Évidemment, ce saut évolutif a créé d'autres problèmes, dont l'un des plus importants est l'impossibilité de recycler des éléments des épisodes précédents. Un bon exemple est la cuisine des Simpson et les papiers aimantés sur le réfrigérateur. La version SD n'exigeait pas trop de détails, mais en HD, ils ont dû tout refaire. Springfield a changé pour toujours.
Et cela nous amène à l'animation très débattue. Est-ce que les Simpson sont plus robotiques en HD ? La réponse est oui, et leurs propres créateurs l'admettent. La nouvelle intro de la série (plus précisément, Marge au supermarché) a été utilisée comme référence à de multiples reprises.

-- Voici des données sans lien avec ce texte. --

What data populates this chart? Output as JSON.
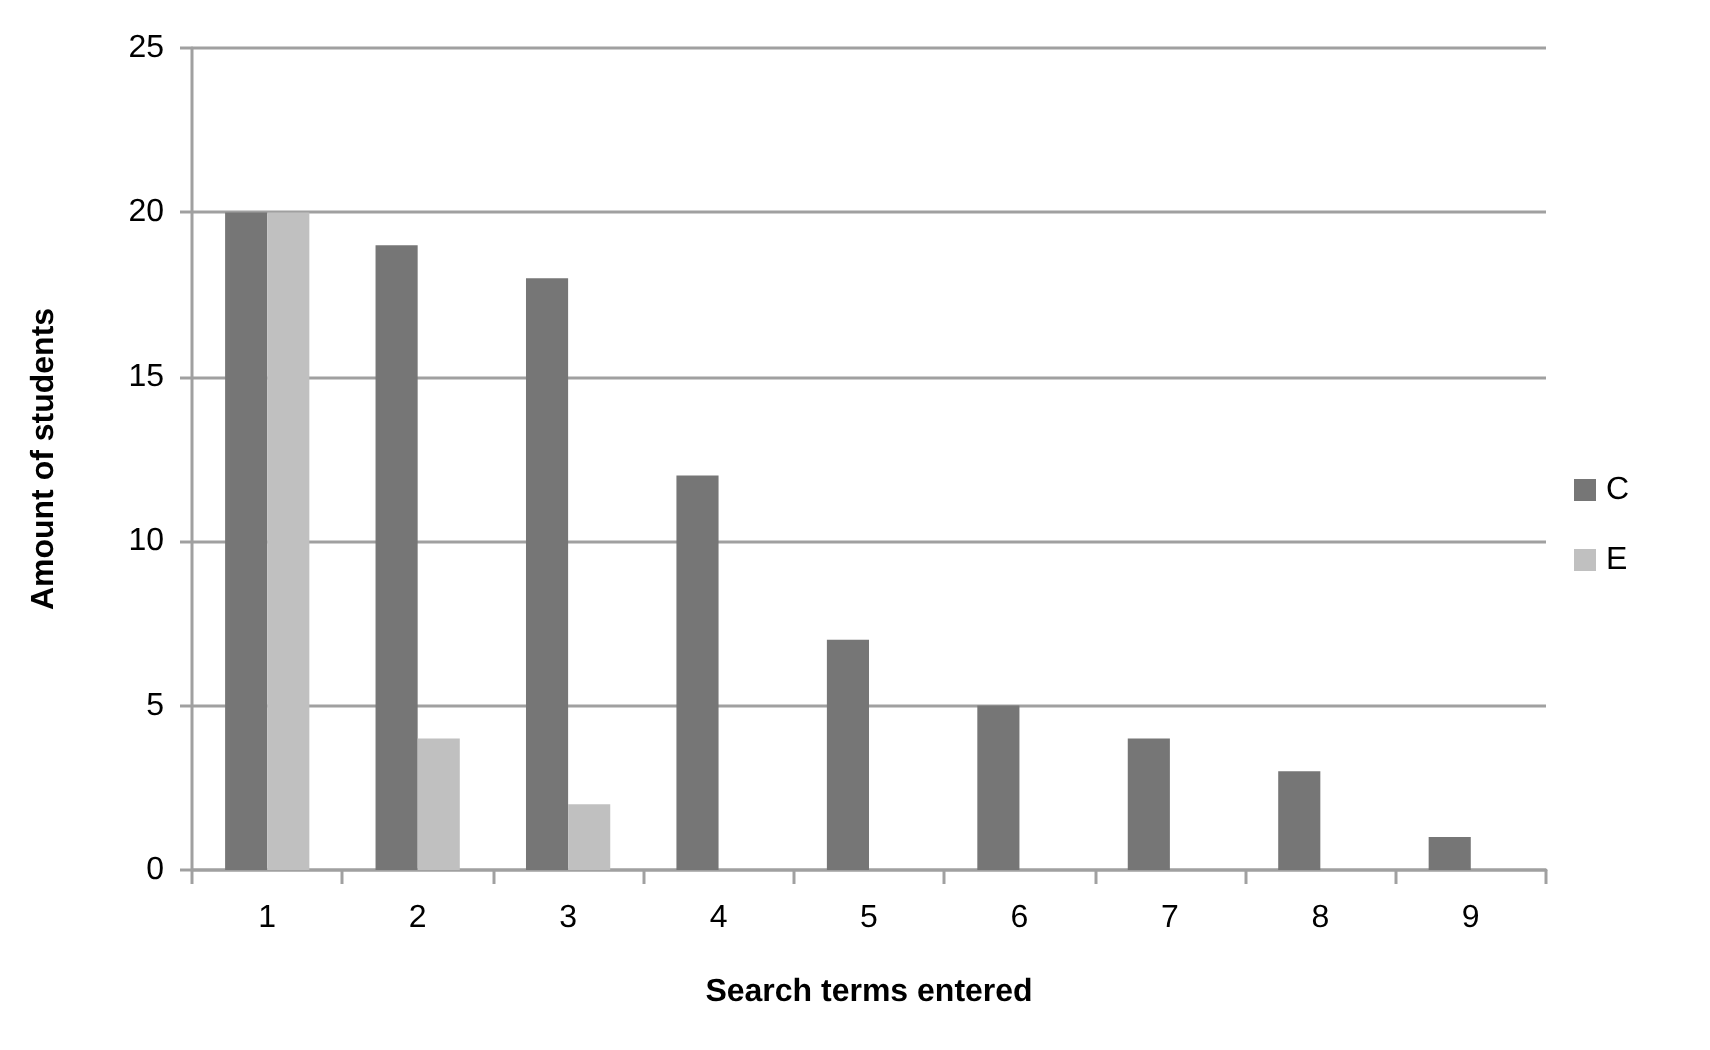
{
  "chart_data": {
    "type": "bar",
    "xlabel": "Search terms entered",
    "ylabel": "Amount of students",
    "categories": [
      "1",
      "2",
      "3",
      "4",
      "5",
      "6",
      "7",
      "8",
      "9"
    ],
    "series": [
      {
        "name": "C",
        "color": "#767676",
        "values": [
          20,
          19,
          18,
          12,
          7,
          5,
          4,
          3,
          1
        ]
      },
      {
        "name": "E",
        "color": "#c0c0c0",
        "values": [
          20,
          4,
          2,
          0,
          0,
          0,
          0,
          0,
          0
        ]
      }
    ],
    "ylim": [
      0,
      25
    ],
    "yticks": [
      0,
      5,
      10,
      15,
      20,
      25
    ],
    "grid": "y",
    "legend": "right"
  }
}
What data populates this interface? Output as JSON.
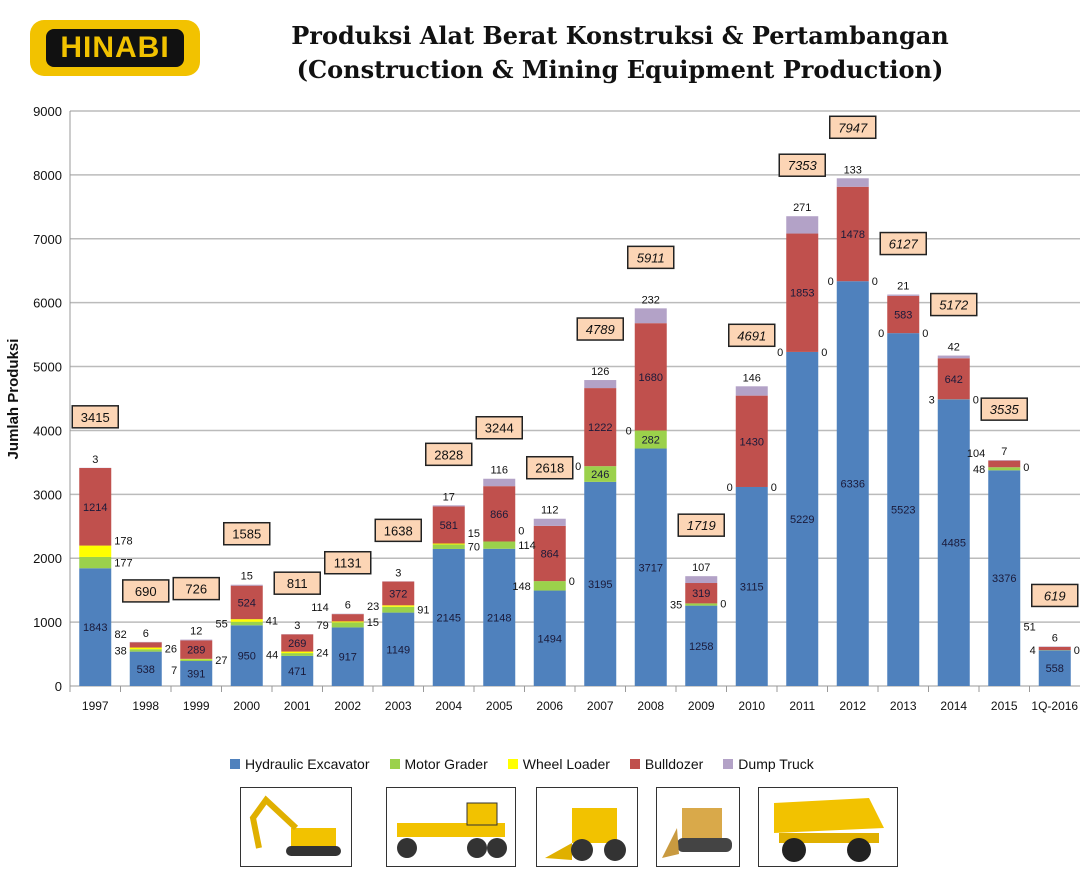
{
  "logo": "HINABI",
  "chart_data": {
    "type": "bar",
    "stacked": true,
    "title": "Produksi Alat Berat Konstruksi & Pertambangan",
    "subtitle": "(Construction & Mining Equipment Production)",
    "xlabel": "",
    "ylabel": "Jumlah Produksi",
    "ylim": [
      0,
      9000
    ],
    "yticks": [
      0,
      1000,
      2000,
      3000,
      4000,
      5000,
      6000,
      7000,
      8000,
      9000
    ],
    "grid": true,
    "legend_position": "bottom",
    "categories": [
      "1997",
      "1998",
      "1999",
      "2000",
      "2001",
      "2002",
      "2003",
      "2004",
      "2005",
      "2006",
      "2007",
      "2008",
      "2009",
      "2010",
      "2011",
      "2012",
      "2013",
      "2014",
      "2015",
      "1Q-2016"
    ],
    "series": [
      {
        "name": "Hydraulic Excavator",
        "color": "#4f81bd",
        "values": [
          1843,
          538,
          391,
          950,
          471,
          917,
          1149,
          2145,
          2148,
          1494,
          3195,
          3717,
          1258,
          3115,
          5229,
          6336,
          5523,
          4485,
          3376,
          558
        ]
      },
      {
        "name": "Motor Grader",
        "color": "#9bd14b",
        "values": [
          177,
          38,
          27,
          55,
          44,
          79,
          91,
          70,
          114,
          148,
          246,
          282,
          35,
          0,
          0,
          0,
          0,
          3,
          48,
          4
        ]
      },
      {
        "name": "Wheel Loader",
        "color": "#ffff00",
        "values": [
          178,
          26,
          7,
          41,
          24,
          15,
          23,
          15,
          0,
          0,
          0,
          0,
          0,
          0,
          0,
          0,
          0,
          0,
          0,
          0
        ]
      },
      {
        "name": "Bulldozer",
        "color": "#c0504d",
        "values": [
          1214,
          82,
          289,
          524,
          269,
          114,
          372,
          581,
          866,
          864,
          1222,
          1680,
          319,
          1430,
          1853,
          1478,
          583,
          642,
          104,
          51
        ]
      },
      {
        "name": "Dump Truck",
        "color": "#b3a2c7",
        "values": [
          3,
          6,
          12,
          15,
          3,
          6,
          3,
          17,
          116,
          112,
          126,
          232,
          107,
          146,
          271,
          133,
          21,
          42,
          7,
          6
        ]
      }
    ],
    "totals": [
      3415,
      690,
      726,
      1585,
      811,
      1131,
      1638,
      2828,
      3244,
      2618,
      4789,
      5911,
      1719,
      4691,
      7353,
      7947,
      6127,
      5172,
      3535,
      619
    ]
  }
}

Au début, la raideur était associée à une combinaison de manque de budget et d'apprentissage. Aujourd'hui, on peut dire que les personnages sont un peu plus fluides, mais même avec 34 ans au compteur, la série est un travail en cours. L'évolution de l'animation des Simpson devra continuer. Parfois il y a trop d'ombres, parfois trop de couleurs, et il est probable que Homer et sa bande n'échapperont jamais à la « raideur naturelle » du HD. Mais une chose est sûre : Nous allons continuer à regarder les Simpson, d'une manière ou d'une autre.